DeepBind crunches data to find patterns behind origins of disease
The origin story of DeepBind begins like so many inventions: with a question and then a leap.
Co-creators Babak Alipanahi and Andrew Delong were chewing the fat and wondering why no one had thought to marry deep machine learning with computational biology to figure out why some mutations lead to disease and why others don’t.
“We were both talking about this idea, and both wondering why no one seems to have tried it [but] Babak was the one with the confidence to say ‘You want to do it? Well, let’s just do it!’” recalls Delong.
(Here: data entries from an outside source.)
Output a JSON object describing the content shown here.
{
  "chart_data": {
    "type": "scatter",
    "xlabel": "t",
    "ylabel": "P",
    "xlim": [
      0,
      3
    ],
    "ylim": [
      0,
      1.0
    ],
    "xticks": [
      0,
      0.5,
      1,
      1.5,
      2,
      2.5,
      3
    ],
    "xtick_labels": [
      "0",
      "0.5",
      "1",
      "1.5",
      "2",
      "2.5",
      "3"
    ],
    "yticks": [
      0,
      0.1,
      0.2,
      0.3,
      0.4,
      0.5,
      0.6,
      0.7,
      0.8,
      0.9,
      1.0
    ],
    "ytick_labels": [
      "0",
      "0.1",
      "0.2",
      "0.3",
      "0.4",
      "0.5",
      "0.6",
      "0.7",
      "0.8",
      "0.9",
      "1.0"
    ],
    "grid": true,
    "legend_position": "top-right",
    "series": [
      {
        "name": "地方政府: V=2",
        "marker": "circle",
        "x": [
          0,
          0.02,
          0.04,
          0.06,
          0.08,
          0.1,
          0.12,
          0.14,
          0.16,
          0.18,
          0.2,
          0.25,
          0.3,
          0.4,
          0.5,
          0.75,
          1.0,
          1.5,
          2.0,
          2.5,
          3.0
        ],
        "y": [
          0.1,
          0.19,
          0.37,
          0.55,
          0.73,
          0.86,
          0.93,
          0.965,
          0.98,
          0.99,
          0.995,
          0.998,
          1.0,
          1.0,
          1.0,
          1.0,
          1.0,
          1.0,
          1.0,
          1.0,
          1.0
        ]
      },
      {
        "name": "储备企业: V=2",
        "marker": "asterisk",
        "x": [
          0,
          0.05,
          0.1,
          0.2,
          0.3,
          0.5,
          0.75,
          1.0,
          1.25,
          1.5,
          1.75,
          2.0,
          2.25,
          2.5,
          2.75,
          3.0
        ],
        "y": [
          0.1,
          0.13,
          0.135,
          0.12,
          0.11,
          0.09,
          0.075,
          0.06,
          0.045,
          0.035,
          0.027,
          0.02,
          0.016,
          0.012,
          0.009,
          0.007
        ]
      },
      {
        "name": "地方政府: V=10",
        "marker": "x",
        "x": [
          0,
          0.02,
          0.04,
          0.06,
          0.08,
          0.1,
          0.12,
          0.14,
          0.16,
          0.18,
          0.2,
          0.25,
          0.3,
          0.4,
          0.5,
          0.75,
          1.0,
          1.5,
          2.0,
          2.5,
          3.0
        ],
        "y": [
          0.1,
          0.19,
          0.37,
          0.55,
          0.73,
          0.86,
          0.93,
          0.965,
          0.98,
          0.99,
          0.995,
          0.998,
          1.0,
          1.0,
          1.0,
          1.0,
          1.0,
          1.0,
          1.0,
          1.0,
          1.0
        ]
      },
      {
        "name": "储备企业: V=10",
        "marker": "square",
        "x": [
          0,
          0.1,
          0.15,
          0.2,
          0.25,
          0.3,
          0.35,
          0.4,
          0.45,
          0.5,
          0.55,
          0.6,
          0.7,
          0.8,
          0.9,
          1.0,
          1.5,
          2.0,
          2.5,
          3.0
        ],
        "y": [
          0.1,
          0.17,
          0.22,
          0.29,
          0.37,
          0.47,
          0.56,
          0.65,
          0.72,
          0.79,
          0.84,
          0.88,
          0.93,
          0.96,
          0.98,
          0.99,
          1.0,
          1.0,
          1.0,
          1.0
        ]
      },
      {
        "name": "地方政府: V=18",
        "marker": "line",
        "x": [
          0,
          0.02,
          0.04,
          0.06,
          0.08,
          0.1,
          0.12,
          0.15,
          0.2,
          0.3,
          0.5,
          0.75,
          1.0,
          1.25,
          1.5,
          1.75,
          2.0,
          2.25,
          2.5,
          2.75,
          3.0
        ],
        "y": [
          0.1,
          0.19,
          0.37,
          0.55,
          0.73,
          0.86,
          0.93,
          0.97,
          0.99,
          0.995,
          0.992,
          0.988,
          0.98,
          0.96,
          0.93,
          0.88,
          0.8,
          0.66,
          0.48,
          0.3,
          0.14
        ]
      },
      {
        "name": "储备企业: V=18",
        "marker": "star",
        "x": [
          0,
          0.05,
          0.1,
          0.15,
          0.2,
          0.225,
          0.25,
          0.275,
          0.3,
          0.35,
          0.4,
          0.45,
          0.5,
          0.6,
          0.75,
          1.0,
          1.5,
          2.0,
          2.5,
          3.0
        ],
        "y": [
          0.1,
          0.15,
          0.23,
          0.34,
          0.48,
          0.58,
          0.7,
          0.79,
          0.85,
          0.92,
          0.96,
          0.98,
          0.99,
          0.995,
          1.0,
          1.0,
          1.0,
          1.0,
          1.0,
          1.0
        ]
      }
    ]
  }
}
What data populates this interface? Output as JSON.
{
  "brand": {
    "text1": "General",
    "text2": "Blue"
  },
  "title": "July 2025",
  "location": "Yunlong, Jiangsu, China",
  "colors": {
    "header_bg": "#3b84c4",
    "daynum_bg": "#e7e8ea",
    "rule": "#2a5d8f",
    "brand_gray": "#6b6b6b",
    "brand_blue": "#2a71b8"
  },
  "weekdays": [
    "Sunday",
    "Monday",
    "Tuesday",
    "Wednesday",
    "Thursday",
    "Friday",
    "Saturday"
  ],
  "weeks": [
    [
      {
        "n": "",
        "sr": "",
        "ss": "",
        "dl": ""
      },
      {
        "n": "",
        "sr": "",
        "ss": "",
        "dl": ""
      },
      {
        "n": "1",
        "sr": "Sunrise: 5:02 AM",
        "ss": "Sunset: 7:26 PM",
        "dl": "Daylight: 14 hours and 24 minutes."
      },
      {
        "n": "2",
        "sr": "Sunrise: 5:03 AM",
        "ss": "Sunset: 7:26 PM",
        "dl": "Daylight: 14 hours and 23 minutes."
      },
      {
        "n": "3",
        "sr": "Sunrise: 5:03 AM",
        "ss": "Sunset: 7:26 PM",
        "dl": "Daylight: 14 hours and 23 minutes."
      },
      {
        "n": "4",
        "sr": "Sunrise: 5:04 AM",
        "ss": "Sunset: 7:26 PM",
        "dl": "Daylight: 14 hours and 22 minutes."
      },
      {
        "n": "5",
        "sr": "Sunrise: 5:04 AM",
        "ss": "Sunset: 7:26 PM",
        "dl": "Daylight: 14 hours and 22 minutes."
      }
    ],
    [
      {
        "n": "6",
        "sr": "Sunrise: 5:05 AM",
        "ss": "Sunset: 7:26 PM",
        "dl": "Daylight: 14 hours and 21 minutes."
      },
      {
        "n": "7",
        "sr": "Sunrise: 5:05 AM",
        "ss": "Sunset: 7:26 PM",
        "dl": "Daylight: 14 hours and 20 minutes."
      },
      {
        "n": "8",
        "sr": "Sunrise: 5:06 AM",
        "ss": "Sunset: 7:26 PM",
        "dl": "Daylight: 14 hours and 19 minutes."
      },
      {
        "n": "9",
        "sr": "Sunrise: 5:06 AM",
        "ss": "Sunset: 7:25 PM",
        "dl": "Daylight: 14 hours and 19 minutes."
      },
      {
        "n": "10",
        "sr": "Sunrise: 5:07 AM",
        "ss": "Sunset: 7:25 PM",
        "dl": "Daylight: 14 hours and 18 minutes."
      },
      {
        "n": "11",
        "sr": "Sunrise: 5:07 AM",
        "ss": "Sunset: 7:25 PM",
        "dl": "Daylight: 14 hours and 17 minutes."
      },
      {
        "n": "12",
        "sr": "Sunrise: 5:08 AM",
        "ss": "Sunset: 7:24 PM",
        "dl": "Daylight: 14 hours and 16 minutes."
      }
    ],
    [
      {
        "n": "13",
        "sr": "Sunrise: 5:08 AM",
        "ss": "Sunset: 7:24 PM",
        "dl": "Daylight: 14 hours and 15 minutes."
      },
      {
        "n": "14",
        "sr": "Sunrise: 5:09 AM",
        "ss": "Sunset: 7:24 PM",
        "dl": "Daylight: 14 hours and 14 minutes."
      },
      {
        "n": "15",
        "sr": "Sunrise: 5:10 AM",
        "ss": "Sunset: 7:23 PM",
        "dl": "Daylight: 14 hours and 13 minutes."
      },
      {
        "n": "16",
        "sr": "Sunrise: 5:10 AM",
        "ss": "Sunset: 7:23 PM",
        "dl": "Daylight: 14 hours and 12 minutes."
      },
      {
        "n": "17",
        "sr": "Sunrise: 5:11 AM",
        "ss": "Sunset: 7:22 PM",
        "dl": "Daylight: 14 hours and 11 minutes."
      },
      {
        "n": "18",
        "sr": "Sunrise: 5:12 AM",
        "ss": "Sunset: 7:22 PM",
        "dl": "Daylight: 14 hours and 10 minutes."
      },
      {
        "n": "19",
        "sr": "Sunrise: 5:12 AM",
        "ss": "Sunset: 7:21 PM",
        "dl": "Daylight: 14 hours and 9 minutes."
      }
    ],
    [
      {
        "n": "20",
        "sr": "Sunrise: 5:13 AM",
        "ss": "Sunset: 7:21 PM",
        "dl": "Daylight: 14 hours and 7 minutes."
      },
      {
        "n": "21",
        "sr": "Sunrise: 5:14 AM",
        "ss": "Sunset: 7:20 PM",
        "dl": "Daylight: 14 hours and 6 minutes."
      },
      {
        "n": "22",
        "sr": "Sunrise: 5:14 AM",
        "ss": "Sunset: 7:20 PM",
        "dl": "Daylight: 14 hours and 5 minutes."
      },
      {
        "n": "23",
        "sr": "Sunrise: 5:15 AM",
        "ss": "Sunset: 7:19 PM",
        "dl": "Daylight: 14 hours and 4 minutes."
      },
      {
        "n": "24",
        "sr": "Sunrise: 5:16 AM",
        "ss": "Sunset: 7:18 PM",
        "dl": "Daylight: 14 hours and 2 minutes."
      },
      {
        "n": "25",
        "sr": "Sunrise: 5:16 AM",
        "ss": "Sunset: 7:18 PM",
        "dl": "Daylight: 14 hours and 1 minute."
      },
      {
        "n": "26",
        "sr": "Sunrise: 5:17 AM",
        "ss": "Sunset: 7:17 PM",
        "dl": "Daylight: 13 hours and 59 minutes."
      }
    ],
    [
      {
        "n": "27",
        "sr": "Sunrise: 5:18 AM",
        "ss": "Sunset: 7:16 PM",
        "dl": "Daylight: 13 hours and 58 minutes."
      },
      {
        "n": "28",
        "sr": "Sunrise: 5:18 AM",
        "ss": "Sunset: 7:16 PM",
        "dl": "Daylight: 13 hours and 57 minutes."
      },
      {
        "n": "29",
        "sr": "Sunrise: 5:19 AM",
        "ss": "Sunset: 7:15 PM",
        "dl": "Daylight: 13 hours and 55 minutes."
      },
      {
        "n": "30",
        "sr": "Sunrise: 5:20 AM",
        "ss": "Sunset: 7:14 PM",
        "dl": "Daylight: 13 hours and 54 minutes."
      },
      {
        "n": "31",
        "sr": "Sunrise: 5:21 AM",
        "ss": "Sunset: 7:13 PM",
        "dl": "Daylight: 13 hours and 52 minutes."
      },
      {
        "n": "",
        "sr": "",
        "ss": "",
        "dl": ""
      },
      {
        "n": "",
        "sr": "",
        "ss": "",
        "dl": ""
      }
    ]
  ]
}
Delong is the guy in the lab who questions everything, Alipanahi explains. “He’s a curious researcher and very meticulous. If a question is likely to be asked, he wants to be able to answer it.”
The end product of those conversations – DeepBind – took more than a year to create with the support of professor Brendan Frey of U of T’s department of electrical and computer engineering. All three work together at Deep Genomics, one of the University of Toronto’s best-known and successful startups of recent years.
On May 17, DeepBind was among four products recognized as U of T Inventions of the Year. The awards, which recognize their uniqueness, potential for global impact and commercial appeal, were presented at the university’s third annual U of T Celebrates Innovation event in front of an estimated 200 guests, including Ontario Lt.-Gov. Elizabeth Dowdeswell.
The award is “a great honour,” says Alipanahi.
“It’s really encouraging to see a computational technique regarded as an invention,” Delong says. “We view DeepBind as just a proof of concept. It’s a conversation starter in the community. There will be more exciting stuff to come. I’m working on some of it but I’m just one small person at the leading edge of a growing wave.”
DeepBind, which combines artificial intelligence and genomic medicine, is the first-ever deep learning application to study mutations linked to diseases that have proven difficult to analyse in the past because of their complexity, such as haemophilia and skin cancer.
For example, skin cancer is caused by more than one gene. However, having these genes does not necessarily mean a person will develop melanoma. Scientists must also consider UV exposure, which can damage the DNA in skin cells, leading to cancer-causing mutations.
The software modules, which are available free for academic use, are able to handle millions of sequences per experiment and can create “mutation maps” to reveal how genetic variations can cause disease.
The goal of their work, Alipanahi says, was to create a powerful algorithm that was fast and accessible to biologists studying these diseases.
Sometimes this type of work is viewed as a “black box. Like a magical tool that is very powerful but you don’t know much about how it works. We tried to help biologists peer into the box and understand it,” he says.
“We were trying to strike a balance,” Delong elaborates. “We wanted a model that was familiar enough so that the results could be interpreted and the biologists could have confidence. But we also wanted to be innovative. Now that more people are onboard with this research direction, we can really let loose creatively.”
Key to their work was a tremendous amount of public data generated by professor Tim Hughes and associate professor Quaid Morris of molecular genetics, not to mention the general atmosphere at the university where you can sit down and learn from world-renowned innovators like Geoffrey Hinton, considered by many as the “godfather” of deep learning, says Alipanahi.
“Being around them just gives you ideas. It gives you direction.”
It also helps to have great colleagues close at hand to bounce ideas off of, echoes Delong.
“One important lesson in all this is just having the right people sitting together, even if they’re working on different things,” he says. “Babak and I got to know each other and find common interest mainly because we were side-by-side every day, eventually finding a project we were both excited about.”